EuG: Kein Markenschutz für "Cannabis"

Das Gericht erster Instanz – und nicht wie von mir zunächst behauptet, der EuGH – hält das Zeichen „Cannabis“ für Getränke und Lebensmittel für beschreibend und hat deshalb die Eintragung einer entsprechenden Marke u.a. für die Waren Biere, Weine, Spirituosen, Liköre und Sekt abgelehnt.

Das EuG führt aus:

„Aus alledem folgt, dass sich das Zeichen CANNABIS auf die aus den Medien allgemein bekannte Hanfpflanze bezieht, die bei der Herstellung bestimmter Lebensmittel und Getränke verwendet wird. Der Durchschnittsverbraucher wird daher sofort und ohne weiteres Nachdenken einen Zusammenhang zwischen dem fraglichen Zeichen und den Merkmalen der Produkte herstellen, für die die Marke eingetragen wurde. Dadurch wird dieses Zeichen zu einem beschreibenden Zeichen.“

Diese Einschätzung des EuG zur Verbrauchererwartung halte ich für fragwürdig. Der Verkehr mag zwar den Begriff Cannabis mit der Hanfpflanze assoziieren, allerdings primär in Richtung eines Betäubungsmittels. Ob er daneben auch annimmt, dass es sich um einen gebräuchlichen Inhaltsstoff bei der Herstellung von Lebensmitteln und Getränken handelt, dürfte demgegenüber eher fraglich sein.

Urteil des Gericht erster Instanz vom 19. November 2009 (Az.: T‑234/06)

posted by Stadler at 11:13  

4.10.09

Einheitliches Schutzniveau für alle urheberrechtlichen Werke?

Die deutsche Rechtsprechung legt an die Schöpfungshöhe, die den Schutz als urheberrechtliches Werk begündet, mitunter sehr unterschiedliche Maßstäbe an und das selbst oftmals innerhalb derselben Werkkategorie. So werden z.T. längere Texte als nicht schutzfähig angesehen, während man andererseits kurzen Gebrauchtexten wie Zeitungsanzeigen oder Veranstaltungsankündigungen Werkscharakter zubilligt.

Das scheint offenabr auch dem EuGH ein Dorn im Auge zu sein, der etwas versteckt in der Infopaq-Entscheidung vom 16. Juli 2009 (Az.: C-5/08 – Infopaq) und dort in Ziff. 37-47 einen einheitlichen (niedrigen) Schutzstandard für urheberrechtliche Werke postuliert. Das könnte durchaus geeignet sein, der bisherigen deutschen Rechtsprechung ein Ende zu bereiten. Man sollte dieses Urteil also zitieren, wenn ein nationales Gericht dazu neigt, bei sog. Gebrauchswerken eine ausreichende Schöpfungshöhe zu verneinen.

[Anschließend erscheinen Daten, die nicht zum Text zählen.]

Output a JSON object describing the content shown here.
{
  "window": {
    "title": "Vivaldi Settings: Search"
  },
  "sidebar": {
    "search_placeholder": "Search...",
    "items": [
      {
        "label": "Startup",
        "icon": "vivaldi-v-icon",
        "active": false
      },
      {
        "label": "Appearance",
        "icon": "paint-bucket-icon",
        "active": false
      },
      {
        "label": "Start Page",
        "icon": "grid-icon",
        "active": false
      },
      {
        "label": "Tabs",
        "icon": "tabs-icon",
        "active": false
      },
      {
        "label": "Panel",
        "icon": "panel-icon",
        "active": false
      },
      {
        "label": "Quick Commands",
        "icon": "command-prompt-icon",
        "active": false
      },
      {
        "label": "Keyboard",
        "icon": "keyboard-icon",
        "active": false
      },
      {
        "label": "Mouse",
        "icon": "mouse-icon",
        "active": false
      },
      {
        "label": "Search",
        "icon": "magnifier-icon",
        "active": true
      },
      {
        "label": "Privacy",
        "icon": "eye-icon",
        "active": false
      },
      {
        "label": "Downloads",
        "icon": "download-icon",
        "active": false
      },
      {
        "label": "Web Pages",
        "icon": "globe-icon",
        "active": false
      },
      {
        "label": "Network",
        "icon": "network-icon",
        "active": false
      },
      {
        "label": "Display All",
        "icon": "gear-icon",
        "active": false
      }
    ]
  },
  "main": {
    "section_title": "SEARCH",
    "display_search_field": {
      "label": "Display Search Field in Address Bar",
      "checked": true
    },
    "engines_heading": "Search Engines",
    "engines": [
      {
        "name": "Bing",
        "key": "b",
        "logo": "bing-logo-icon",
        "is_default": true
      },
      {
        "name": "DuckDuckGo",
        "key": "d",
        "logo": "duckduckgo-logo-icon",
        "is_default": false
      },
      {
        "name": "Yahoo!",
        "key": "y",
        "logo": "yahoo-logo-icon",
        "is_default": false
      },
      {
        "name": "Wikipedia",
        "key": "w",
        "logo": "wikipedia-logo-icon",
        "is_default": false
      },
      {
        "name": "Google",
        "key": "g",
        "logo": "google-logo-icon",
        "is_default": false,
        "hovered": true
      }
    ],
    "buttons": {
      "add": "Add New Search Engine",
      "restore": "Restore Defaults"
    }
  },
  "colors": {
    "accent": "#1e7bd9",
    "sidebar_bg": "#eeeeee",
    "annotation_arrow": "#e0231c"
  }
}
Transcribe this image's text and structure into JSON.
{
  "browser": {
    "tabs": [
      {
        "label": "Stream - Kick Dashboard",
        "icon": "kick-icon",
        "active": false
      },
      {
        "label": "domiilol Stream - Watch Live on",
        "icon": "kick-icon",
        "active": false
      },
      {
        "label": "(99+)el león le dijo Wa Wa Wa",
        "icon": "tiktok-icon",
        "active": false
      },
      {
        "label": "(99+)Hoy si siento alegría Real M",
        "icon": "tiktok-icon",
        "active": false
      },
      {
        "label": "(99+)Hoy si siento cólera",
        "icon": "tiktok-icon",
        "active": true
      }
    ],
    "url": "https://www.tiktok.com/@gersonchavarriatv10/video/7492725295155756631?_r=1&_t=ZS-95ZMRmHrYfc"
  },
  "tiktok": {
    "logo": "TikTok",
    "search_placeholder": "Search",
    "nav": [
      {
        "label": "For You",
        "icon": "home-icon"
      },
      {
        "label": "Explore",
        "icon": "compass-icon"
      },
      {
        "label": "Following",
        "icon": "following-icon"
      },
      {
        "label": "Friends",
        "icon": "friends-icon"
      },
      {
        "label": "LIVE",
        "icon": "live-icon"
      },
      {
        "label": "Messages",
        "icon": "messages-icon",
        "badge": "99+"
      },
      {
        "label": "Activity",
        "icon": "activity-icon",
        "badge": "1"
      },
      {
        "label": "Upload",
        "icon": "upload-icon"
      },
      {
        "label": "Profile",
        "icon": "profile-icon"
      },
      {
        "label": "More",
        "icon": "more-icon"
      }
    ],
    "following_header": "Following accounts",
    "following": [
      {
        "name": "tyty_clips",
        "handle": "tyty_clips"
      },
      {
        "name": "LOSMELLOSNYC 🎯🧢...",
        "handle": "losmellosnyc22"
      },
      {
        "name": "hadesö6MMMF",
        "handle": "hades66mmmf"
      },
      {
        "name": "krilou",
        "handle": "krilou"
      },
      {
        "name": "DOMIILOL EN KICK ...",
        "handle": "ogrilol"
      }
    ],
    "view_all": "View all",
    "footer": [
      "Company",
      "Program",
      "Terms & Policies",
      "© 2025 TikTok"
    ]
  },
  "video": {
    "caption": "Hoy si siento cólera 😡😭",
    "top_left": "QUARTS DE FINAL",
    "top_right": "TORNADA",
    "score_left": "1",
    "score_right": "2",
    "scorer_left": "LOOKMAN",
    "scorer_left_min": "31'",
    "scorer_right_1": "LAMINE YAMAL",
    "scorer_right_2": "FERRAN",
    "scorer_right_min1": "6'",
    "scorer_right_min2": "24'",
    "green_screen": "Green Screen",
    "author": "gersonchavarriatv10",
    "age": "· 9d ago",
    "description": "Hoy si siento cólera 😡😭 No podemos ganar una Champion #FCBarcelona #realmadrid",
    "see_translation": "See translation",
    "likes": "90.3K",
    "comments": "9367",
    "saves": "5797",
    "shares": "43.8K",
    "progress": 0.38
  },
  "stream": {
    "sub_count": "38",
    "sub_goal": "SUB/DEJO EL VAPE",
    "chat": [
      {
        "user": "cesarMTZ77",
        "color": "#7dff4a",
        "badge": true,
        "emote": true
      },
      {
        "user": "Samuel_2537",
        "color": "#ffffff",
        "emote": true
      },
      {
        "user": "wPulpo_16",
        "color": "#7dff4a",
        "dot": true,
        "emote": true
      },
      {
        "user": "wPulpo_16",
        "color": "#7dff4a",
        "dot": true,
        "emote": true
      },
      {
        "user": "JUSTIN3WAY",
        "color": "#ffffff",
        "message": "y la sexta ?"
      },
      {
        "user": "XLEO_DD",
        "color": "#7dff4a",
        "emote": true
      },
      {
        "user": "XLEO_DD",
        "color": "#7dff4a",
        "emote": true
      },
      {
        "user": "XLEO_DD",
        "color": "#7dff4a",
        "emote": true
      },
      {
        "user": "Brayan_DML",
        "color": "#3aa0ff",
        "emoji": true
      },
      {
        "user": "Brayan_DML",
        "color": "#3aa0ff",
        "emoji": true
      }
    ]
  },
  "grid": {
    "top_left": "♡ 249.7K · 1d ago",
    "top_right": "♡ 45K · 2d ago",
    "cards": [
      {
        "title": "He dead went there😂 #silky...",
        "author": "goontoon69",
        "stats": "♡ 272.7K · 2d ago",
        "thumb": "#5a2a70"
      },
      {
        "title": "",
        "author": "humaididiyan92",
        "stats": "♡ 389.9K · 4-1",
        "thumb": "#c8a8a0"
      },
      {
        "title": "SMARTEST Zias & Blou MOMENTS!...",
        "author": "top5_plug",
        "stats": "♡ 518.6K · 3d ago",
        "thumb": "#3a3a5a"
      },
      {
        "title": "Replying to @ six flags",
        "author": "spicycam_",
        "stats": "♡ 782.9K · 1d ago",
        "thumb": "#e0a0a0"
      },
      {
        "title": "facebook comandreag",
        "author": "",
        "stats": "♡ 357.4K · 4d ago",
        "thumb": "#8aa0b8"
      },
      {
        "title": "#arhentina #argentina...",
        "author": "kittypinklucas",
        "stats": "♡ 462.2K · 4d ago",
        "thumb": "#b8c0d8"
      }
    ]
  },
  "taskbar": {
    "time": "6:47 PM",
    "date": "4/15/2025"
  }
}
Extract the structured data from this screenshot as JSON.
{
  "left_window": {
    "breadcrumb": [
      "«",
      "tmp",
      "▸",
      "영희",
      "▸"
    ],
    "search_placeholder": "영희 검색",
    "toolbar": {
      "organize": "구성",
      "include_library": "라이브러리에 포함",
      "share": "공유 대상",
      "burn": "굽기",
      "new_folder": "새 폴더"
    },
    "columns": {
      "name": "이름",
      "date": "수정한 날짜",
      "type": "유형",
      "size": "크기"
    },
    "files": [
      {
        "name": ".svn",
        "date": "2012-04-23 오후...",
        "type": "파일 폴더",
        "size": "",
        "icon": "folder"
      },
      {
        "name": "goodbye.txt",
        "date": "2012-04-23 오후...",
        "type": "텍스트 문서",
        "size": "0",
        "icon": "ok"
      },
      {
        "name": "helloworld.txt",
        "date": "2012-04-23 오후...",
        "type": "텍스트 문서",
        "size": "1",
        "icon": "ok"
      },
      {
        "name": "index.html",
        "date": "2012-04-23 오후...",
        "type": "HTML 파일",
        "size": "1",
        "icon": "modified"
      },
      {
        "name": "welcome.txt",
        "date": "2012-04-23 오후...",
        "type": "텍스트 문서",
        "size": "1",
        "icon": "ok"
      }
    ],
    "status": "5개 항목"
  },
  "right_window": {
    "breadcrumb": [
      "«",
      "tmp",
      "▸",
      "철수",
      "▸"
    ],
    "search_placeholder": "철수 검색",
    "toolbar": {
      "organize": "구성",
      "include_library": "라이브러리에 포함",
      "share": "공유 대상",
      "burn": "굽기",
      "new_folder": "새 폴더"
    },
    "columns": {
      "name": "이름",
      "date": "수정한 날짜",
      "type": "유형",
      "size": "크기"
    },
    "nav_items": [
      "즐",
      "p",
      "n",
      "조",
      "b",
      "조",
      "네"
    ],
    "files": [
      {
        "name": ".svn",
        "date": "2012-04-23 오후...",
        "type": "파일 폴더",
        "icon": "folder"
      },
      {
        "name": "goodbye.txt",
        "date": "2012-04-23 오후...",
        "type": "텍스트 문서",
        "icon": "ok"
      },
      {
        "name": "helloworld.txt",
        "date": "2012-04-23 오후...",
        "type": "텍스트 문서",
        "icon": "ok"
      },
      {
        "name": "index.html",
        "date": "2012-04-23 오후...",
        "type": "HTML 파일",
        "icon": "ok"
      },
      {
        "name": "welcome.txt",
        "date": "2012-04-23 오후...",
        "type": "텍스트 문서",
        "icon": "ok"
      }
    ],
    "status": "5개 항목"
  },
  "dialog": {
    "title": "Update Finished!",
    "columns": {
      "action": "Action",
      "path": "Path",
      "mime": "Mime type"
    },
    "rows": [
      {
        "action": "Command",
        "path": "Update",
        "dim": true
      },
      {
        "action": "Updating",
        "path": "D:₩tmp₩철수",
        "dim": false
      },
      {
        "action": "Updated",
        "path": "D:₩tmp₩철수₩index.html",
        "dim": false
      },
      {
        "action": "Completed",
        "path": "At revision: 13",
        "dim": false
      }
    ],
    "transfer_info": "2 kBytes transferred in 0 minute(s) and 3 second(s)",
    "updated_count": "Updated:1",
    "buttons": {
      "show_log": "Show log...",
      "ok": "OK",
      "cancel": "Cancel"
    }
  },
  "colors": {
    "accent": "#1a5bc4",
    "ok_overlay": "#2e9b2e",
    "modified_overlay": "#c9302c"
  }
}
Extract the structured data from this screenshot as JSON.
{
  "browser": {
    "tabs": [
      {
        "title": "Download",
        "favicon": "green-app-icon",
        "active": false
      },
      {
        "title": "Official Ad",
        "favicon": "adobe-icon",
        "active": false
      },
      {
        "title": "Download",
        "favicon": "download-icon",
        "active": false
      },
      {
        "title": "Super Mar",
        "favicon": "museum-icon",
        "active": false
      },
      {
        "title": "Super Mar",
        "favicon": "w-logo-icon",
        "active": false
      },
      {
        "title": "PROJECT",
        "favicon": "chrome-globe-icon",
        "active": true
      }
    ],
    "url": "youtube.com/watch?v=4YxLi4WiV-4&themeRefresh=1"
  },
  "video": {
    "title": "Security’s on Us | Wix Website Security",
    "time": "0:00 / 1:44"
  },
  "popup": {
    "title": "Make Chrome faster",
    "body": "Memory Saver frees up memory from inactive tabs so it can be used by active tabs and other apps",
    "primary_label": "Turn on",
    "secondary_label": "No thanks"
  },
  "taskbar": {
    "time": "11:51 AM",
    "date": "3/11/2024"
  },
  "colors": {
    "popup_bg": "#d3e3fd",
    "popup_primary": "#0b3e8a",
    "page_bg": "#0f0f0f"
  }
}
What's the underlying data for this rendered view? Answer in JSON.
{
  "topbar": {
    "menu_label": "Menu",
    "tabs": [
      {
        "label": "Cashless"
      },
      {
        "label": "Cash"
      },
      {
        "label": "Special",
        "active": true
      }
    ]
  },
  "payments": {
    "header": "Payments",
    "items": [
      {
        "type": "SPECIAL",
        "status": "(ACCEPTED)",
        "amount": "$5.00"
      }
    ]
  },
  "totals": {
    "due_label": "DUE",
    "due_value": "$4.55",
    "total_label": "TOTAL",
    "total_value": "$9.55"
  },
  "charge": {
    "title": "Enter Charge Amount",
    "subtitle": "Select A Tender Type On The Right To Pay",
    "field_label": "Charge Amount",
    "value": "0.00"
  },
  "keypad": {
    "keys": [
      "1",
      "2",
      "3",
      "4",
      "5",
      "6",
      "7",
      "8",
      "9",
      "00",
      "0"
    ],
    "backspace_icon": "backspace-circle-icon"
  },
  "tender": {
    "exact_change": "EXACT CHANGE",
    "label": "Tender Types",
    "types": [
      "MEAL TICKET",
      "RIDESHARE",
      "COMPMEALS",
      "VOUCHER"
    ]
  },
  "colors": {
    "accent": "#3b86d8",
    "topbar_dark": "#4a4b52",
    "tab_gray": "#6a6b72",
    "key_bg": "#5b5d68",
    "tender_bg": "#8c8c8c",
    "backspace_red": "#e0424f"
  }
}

posted by Stadler at 11:53  

22.9.09

Markenverletzung durch Google AdWords: Schlussanträge des Generalanwalts beim EuGH

Die Frage, ob die Verwendung von Markennamen als Keywords im Rahmen der Google AdWords Werbung zulässig ist oder gegen die Rechte des Markeninhabers verstößt, beschäftigt die Gerichte euroapweit. Der BGH hatte – wie Gerichte aus anderen Mitgliedsstaaten auch – diese Frage dem Europäischen Gerichtshof zur Entscheidung vorgelegt.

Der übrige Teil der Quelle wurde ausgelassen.